There are many tables that rely on JOIN statements to form a complete chain from CM_COMPUTER_SYSTEM to S_QOS_DATA. This will verify that this chain is complete.
Log back into the database to run some queries
SELECT * FROM S_QOS_DATA WHERE probe = '<probe name>';
Choose one of those results and copy the ci_metric_id value. Then run the following query.
SELECT * FROM CM_CONFIGURATION_ITEM_METRIC WHERE ci_metric_id = '<ci_metric_id>';
If data is not returned, jump down to TOPIC C
If data is returned, take the ci_id value from the returning record and run
SELECT * FROM CM_CONFIGURATION_ITEM WHERE ci_id = '<ci_id>';
Then take the dev_id from the returning record and run
SELECT * FROM CM_DEVICE WHERE dev_id = '<dev_id>';
Then take the cs_id from the returned record and run
SELECT * FROM CM_COMPUTER_SYSTEM WHERE cs_id = '<cs_id>';
This will return the entry in USM that you will find the QOS data listed under. Sometimes, it is not the device you are expecting.
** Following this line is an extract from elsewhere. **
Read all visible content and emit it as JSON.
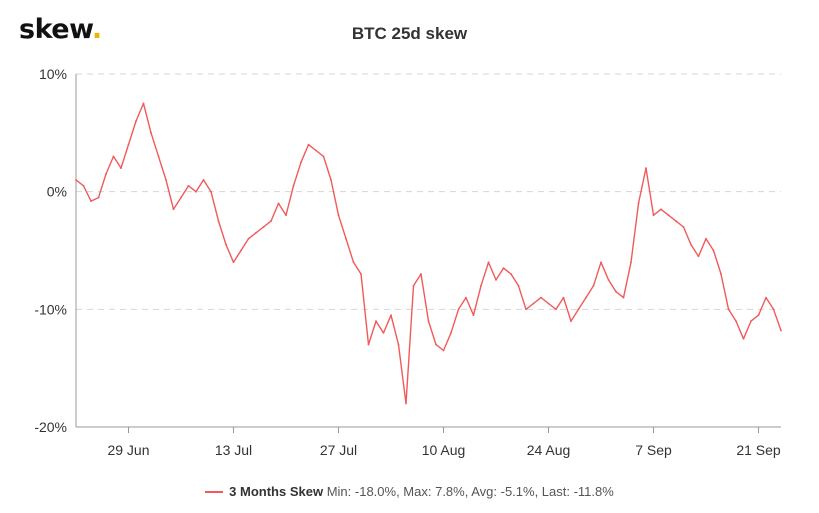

c) There is a ci_metric_id mismatch
ci_metric_id mismatches can be figured out fairly quickly. The first step is to go to the robot, clear out the niscache folder and restart the robot. This ensures that we don't have an old robot device ID, which all metric IDs are ultimately based on. This commonly happens on cloned VMs that already have a robot installed on them.
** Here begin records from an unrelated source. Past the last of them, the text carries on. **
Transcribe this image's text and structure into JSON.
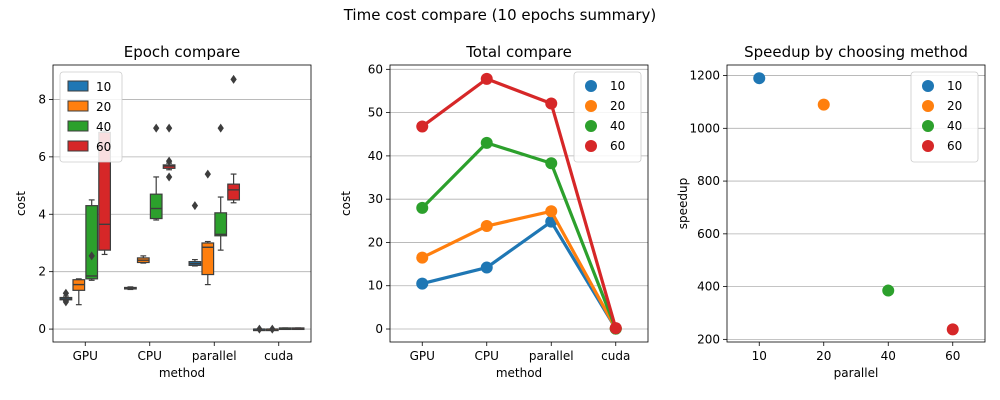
{
  "suptitle": "Time cost compare (10 epochs summary)",
  "colors": {
    "10": "#1f77b4",
    "20": "#ff7f0e",
    "40": "#2ca02c",
    "60": "#d62728"
  },
  "chart_data": [
    {
      "type": "box",
      "title": "Epoch compare",
      "xlabel": "method",
      "ylabel": "cost",
      "categories": [
        "GPU",
        "CPU",
        "parallel",
        "cuda"
      ],
      "ylim": [
        -0.45,
        9.2
      ],
      "yticks": [
        0,
        2,
        4,
        6,
        8
      ],
      "grid": "y",
      "legend_position": "upper-left",
      "legend": [
        "10",
        "20",
        "40",
        "60"
      ],
      "series": [
        {
          "name": "10",
          "boxes": [
            {
              "q1": 1.02,
              "med": 1.05,
              "q3": 1.1,
              "wlo": 1.0,
              "whi": 1.15,
              "fliers": [
                0.95,
                1.25
              ]
            },
            {
              "q1": 1.4,
              "med": 1.42,
              "q3": 1.45,
              "wlo": 1.38,
              "whi": 1.47,
              "fliers": []
            },
            {
              "q1": 2.22,
              "med": 2.28,
              "q3": 2.35,
              "wlo": 2.2,
              "whi": 2.42,
              "fliers": [
                4.3
              ]
            },
            {
              "q1": 0.0,
              "med": 0.0,
              "q3": 0.0,
              "wlo": 0.0,
              "whi": 0.0,
              "fliers": [
                0.0
              ]
            }
          ]
        },
        {
          "name": "20",
          "boxes": [
            {
              "q1": 1.35,
              "med": 1.55,
              "q3": 1.72,
              "wlo": 0.85,
              "whi": 1.75,
              "fliers": []
            },
            {
              "q1": 2.32,
              "med": 2.4,
              "q3": 2.48,
              "wlo": 2.3,
              "whi": 2.55,
              "fliers": []
            },
            {
              "q1": 1.9,
              "med": 2.85,
              "q3": 3.0,
              "wlo": 1.55,
              "whi": 3.05,
              "fliers": [
                5.4
              ]
            },
            {
              "q1": 0.0,
              "med": 0.0,
              "q3": 0.0,
              "wlo": 0.0,
              "whi": 0.0,
              "fliers": [
                0.0
              ]
            }
          ]
        },
        {
          "name": "40",
          "boxes": [
            {
              "q1": 1.75,
              "med": 1.85,
              "q3": 4.3,
              "wlo": 1.7,
              "whi": 4.5,
              "fliers": [
                2.55
              ]
            },
            {
              "q1": 3.85,
              "med": 4.2,
              "q3": 4.7,
              "wlo": 3.8,
              "whi": 5.3,
              "fliers": [
                7.0
              ]
            },
            {
              "q1": 3.25,
              "med": 3.3,
              "q3": 4.05,
              "wlo": 2.75,
              "whi": 4.6,
              "fliers": [
                7.0
              ]
            },
            {
              "q1": 0.02,
              "med": 0.03,
              "q3": 0.04,
              "wlo": 0.02,
              "whi": 0.04,
              "fliers": []
            }
          ]
        },
        {
          "name": "60",
          "boxes": [
            {
              "q1": 2.75,
              "med": 3.65,
              "q3": 6.85,
              "wlo": 2.6,
              "whi": 6.9,
              "fliers": []
            },
            {
              "q1": 5.6,
              "med": 5.68,
              "q3": 5.72,
              "wlo": 5.55,
              "whi": 5.78,
              "fliers": [
                5.3,
                5.85,
                7.0
              ]
            },
            {
              "q1": 4.5,
              "med": 4.85,
              "q3": 5.05,
              "wlo": 4.4,
              "whi": 5.4,
              "fliers": [
                8.7
              ]
            },
            {
              "q1": 0.02,
              "med": 0.03,
              "q3": 0.04,
              "wlo": 0.02,
              "whi": 0.04,
              "fliers": []
            }
          ]
        }
      ]
    },
    {
      "type": "line",
      "title": "Total compare",
      "xlabel": "method",
      "ylabel": "cost",
      "categories": [
        "GPU",
        "CPU",
        "parallel",
        "cuda"
      ],
      "ylim": [
        -3,
        61
      ],
      "yticks": [
        0,
        10,
        20,
        30,
        40,
        50,
        60
      ],
      "grid": "y",
      "legend_position": "upper-right",
      "series": [
        {
          "name": "10",
          "values": [
            10.5,
            14.2,
            24.8,
            0.1
          ]
        },
        {
          "name": "20",
          "values": [
            16.5,
            23.8,
            27.2,
            0.1
          ]
        },
        {
          "name": "40",
          "values": [
            28.0,
            43.0,
            38.3,
            0.1
          ]
        },
        {
          "name": "60",
          "values": [
            46.8,
            57.8,
            52.1,
            0.2
          ]
        }
      ]
    },
    {
      "type": "scatter",
      "title": "Speedup by choosing method",
      "xlabel": "parallel",
      "ylabel": "speedup",
      "categories": [
        "10",
        "20",
        "40",
        "60"
      ],
      "ylim": [
        190,
        1240
      ],
      "yticks": [
        200,
        400,
        600,
        800,
        1000,
        1200
      ],
      "grid": "y",
      "legend_position": "upper-right",
      "series": [
        {
          "name": "10",
          "values": [
            1190,
            null,
            null,
            null
          ]
        },
        {
          "name": "20",
          "values": [
            null,
            1090,
            null,
            null
          ]
        },
        {
          "name": "40",
          "values": [
            null,
            null,
            385,
            null
          ]
        },
        {
          "name": "60",
          "values": [
            null,
            null,
            null,
            238
          ]
        }
      ]
    }
  ]
}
Then pull up DrNimbus and watch for any QOS_MESSAGE from the target probe. When you see a message from that probe, click on it. Look for a field called met_id. You’ll need to manually type the met_id into your query below as DrNimbus does not allow copy/paste.
SELECT * FROM S_QOS_DATA WHERE ci_metric_id = '<met_id>';
If this query doesn't return data, then you need to
UPDATE S_QOS_DATA SET ci_metric_id = NULL WHERE probe = '<probe name>';
Then restart data_engine and wait for the probe to send metrics again. Check USM and see if your data shows up.
SELECT * FROM CM_CONFIGURATION_ITEM_METRIC WHERE ci_metric_id = '<met_id>';
If this query doesn't return data, then it's time to start checking the discovery_server for errors in the logs related to the robot that homes that probe and could be due to issues discussed in TOPIC a.